I'm not really sure why showing the Alert (i.e. Dialog) ends fullscreen mode. I think it's because the dialog itself is a native window that gains focus. From the JavaFX API docs (class Stage):

The full-screen mode will be exited (and the fullScreen attribute will be set to false) if the full-screen Stage loses focus or if another Stage enters full-screen mode on the same Screen. Note that a Stage in full-screen mode can become invisible without losing its full-screen status and will again enter full-screen mode when the Stage becomes visible.

Given that as a plausible reason I tried to exchange the Scene of the Stage getting the same result. Probably exchanging the Scene has an impact on recalculating the Stage (i.e. window) size. Next try was to exchange the root of the Scene and this seems to work. The drawback is that you lose the comfortable return values of the Alert.

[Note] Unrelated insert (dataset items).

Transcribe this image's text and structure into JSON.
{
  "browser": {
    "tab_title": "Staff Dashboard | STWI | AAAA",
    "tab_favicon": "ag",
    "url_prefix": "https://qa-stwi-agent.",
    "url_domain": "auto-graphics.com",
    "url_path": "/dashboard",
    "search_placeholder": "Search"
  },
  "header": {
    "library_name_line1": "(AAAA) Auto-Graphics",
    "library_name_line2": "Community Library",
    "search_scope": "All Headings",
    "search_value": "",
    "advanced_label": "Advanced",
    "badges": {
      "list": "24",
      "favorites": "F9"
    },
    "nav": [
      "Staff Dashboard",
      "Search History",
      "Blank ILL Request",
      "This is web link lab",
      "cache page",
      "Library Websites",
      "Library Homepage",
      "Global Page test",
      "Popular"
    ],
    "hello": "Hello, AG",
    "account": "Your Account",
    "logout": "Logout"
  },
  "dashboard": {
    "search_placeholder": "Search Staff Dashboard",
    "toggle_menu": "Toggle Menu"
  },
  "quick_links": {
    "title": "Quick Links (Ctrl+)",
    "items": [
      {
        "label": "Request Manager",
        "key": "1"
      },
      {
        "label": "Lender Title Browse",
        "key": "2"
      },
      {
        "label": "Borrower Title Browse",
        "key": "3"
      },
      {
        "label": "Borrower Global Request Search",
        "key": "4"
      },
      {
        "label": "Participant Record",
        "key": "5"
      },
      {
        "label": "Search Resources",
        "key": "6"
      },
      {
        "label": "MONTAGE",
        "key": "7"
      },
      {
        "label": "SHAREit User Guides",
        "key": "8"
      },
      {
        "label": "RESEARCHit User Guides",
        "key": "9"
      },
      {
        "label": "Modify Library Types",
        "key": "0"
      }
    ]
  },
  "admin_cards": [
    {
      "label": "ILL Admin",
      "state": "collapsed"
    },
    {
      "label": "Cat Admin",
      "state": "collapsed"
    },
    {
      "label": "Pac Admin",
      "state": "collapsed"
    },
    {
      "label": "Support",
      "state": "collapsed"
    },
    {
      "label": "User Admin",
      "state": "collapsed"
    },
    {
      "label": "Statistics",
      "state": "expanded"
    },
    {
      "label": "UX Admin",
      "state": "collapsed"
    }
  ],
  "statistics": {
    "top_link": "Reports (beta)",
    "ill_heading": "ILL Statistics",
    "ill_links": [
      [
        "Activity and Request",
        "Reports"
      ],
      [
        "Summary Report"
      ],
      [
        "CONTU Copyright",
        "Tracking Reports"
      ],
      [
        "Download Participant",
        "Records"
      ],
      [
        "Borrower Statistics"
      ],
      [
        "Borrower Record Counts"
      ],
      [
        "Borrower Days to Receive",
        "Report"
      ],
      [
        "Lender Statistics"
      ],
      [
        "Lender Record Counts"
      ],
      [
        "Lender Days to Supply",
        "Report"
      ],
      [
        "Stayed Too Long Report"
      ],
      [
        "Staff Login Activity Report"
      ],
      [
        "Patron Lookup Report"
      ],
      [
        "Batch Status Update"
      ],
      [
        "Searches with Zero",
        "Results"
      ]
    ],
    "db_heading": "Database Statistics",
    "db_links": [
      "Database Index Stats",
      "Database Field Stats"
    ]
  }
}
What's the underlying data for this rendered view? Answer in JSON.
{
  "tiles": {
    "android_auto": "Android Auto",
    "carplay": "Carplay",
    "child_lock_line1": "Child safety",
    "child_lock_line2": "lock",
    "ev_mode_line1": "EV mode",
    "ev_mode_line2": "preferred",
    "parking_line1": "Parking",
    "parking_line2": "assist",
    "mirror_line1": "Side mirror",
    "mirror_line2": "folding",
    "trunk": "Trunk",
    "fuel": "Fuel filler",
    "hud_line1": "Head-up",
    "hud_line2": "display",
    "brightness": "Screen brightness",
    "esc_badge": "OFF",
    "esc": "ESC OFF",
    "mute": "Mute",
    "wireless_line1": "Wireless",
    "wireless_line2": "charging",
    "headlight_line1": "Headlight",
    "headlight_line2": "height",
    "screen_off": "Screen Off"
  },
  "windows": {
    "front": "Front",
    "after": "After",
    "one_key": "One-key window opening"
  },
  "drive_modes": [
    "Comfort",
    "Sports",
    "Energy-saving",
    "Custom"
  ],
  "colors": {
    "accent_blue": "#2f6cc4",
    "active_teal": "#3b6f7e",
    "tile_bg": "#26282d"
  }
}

public class FullScreenAlert extends Application {
    @Override
    public void start(Stage primaryStage) throws Exception {
        Pane rootPane = new StackPane();
        Scene mainScene = new Scene(rootPane);
        Button btn = new Button("alert");
        rootPane.getChildren().add(btn);

        Rectangle blockingRect = new Rectangle();
        blockingRect.widthProperty().bind(primaryStage.widthProperty());
        blockingRect.heightProperty().bind(primaryStage.heightProperty());
        blockingRect.setFill(Color.LIGHTBLUE);
        blockingRect.setOpacity(0.5);

        VBox alertPane = new VBox(10);
        alertPane.setBackground(new Background(new BackgroundFill(Color.GRAY, CornerRadii.EMPTY, Insets.EMPTY)));
        alertPane.setMaxWidth(400);
        alertPane.setMaxHeight(200);
        alertPane.setAlignment(Pos.CENTER);
        Label alertMessage = new Label("alert message");
        Button alertOKButton = new Button("OK");
        alertPane.getChildren().addAll(alertMessage, alertOKButton);

        btn.setOnAction(event -> {
            rootPane.getChildren().addAll(blockingRect, alertPane);
        });
        alertOKButton.setOnAction(event -> {
            rootPane.getChildren().removeAll(blockingRect, alertPane);
        });

        primaryStage.setFullScreen(true);
        primaryStage.setScene(mainScene);
        primaryStage.show();
    }

    public static void main(String[] args) {
        launch(args);
    }
}

So the conclusion is that you can modify the current Scene content without touching the window size and therefore without losing fullscreen mode. This way it should be possible to also paint a pretty pseudo-dialog instead of that one above.

I know this certainly is not the best solution because there will only be one Scene for the whole Application. But I'm not aware of a better way to keep the fullscreen mode.

Upvotes: 1

jewelsea
jewelsea

Reputation: 159566

Initialize the owner window for the alert to your full screen stage.